E insomma il Nobel per la Letteratura va all’ungherese László Krasznahorkai, con menzione d’onore per i giurati che hanno scritto correttamente il suo nome sulla scheda. Ma un po’ per via dell’incandescente situazione internazionale, un po’ perché ieri l’Ansa descriveva i libri di Krasznahorkai come «segnati dal vuoto e dalle attese», fra «sospensioni e ritorni e le dilanianti tensioni ambientate nella fangosa campagna ungherese», è facile immaginare che ad attirare l’attenzione del grande pubblico sarà soprattutto il Nobel per la Pace. Il guaio è che mentre queste righe prendono forma ancora il nome del vincitore non si conosce, mentre quando arriveranno in edicola sapremo già tutti se davvero se l’è aggiudicato Trump, che nei giorni scorsi aveva urlato un’ottantina di volte di volerlo.

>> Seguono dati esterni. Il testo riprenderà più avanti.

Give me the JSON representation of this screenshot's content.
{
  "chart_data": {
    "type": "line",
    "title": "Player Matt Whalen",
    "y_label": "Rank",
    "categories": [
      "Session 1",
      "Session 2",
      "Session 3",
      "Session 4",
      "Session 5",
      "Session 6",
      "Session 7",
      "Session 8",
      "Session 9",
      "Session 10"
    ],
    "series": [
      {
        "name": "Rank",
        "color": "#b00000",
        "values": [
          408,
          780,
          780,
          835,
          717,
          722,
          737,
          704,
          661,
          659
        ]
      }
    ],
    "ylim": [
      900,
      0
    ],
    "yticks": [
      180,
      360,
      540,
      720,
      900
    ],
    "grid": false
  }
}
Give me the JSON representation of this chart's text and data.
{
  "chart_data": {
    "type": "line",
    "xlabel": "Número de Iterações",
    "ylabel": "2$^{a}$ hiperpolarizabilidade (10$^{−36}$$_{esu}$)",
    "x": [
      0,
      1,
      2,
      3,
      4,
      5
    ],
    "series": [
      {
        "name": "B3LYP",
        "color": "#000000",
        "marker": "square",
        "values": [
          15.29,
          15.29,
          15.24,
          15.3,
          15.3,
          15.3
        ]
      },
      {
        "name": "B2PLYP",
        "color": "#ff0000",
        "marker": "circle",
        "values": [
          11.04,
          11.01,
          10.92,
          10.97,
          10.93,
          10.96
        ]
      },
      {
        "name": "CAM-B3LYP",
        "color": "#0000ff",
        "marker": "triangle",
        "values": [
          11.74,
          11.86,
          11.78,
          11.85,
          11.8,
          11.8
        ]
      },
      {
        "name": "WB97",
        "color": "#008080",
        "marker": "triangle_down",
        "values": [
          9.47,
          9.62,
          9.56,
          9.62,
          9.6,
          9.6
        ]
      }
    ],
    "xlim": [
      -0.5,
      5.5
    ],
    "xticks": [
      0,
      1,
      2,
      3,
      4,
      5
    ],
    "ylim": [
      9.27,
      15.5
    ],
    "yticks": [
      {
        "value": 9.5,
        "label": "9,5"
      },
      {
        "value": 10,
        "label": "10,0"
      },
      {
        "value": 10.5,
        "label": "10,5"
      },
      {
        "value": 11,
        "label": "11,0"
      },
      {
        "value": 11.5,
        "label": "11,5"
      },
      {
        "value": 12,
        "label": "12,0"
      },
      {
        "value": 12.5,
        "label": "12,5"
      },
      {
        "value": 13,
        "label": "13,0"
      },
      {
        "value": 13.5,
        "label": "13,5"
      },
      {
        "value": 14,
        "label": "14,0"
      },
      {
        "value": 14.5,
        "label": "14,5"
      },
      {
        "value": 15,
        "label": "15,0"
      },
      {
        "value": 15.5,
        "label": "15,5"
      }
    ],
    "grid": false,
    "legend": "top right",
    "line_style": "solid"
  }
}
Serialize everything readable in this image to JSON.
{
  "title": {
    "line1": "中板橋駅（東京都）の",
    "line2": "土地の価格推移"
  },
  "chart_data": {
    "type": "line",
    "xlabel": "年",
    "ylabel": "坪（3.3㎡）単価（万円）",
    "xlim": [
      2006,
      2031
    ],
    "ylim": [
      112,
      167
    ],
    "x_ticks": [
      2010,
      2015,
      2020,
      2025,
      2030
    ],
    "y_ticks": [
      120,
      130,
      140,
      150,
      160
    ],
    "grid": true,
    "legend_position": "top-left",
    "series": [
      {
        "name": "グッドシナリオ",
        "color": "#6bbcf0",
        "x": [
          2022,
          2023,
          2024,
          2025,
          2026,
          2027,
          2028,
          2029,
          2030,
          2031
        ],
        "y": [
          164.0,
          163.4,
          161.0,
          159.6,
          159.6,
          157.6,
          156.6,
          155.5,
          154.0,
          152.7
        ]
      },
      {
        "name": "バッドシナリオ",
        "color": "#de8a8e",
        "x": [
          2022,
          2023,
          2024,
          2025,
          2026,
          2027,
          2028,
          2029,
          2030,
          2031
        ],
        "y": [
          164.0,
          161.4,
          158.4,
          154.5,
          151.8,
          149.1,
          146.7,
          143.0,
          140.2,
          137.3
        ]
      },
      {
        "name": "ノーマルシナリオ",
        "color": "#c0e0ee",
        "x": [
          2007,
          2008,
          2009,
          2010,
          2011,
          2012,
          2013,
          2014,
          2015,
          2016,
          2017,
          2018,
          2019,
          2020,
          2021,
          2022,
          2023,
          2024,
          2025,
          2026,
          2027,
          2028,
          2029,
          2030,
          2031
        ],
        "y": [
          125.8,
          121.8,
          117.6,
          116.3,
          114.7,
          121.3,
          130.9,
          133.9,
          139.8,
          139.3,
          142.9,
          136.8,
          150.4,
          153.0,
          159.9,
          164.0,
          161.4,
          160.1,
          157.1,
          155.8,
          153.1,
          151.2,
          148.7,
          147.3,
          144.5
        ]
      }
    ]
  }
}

Nel caso, sarebbe il caso di applaudire. Intanto perché parliamo del pacificatore che ha evitato l’invasione della Groenlandia con un semplice sforzo di volontà (si è trattenuto) e piuttosto che fare la guerra ad altre nazioni si sta preparando a invadere l’Oregon e Chicago con la guardia nazionale. Ma soprattutto perché se non gli danno la medaglietta per aver tirato il guinzaglio a Netanyahu, è capace di offendersi e lasciargli massacrare gente per altri due anni, mentre lui se ne va imbronciato a giocare a golf (meglio di chiunque, sia chiaro).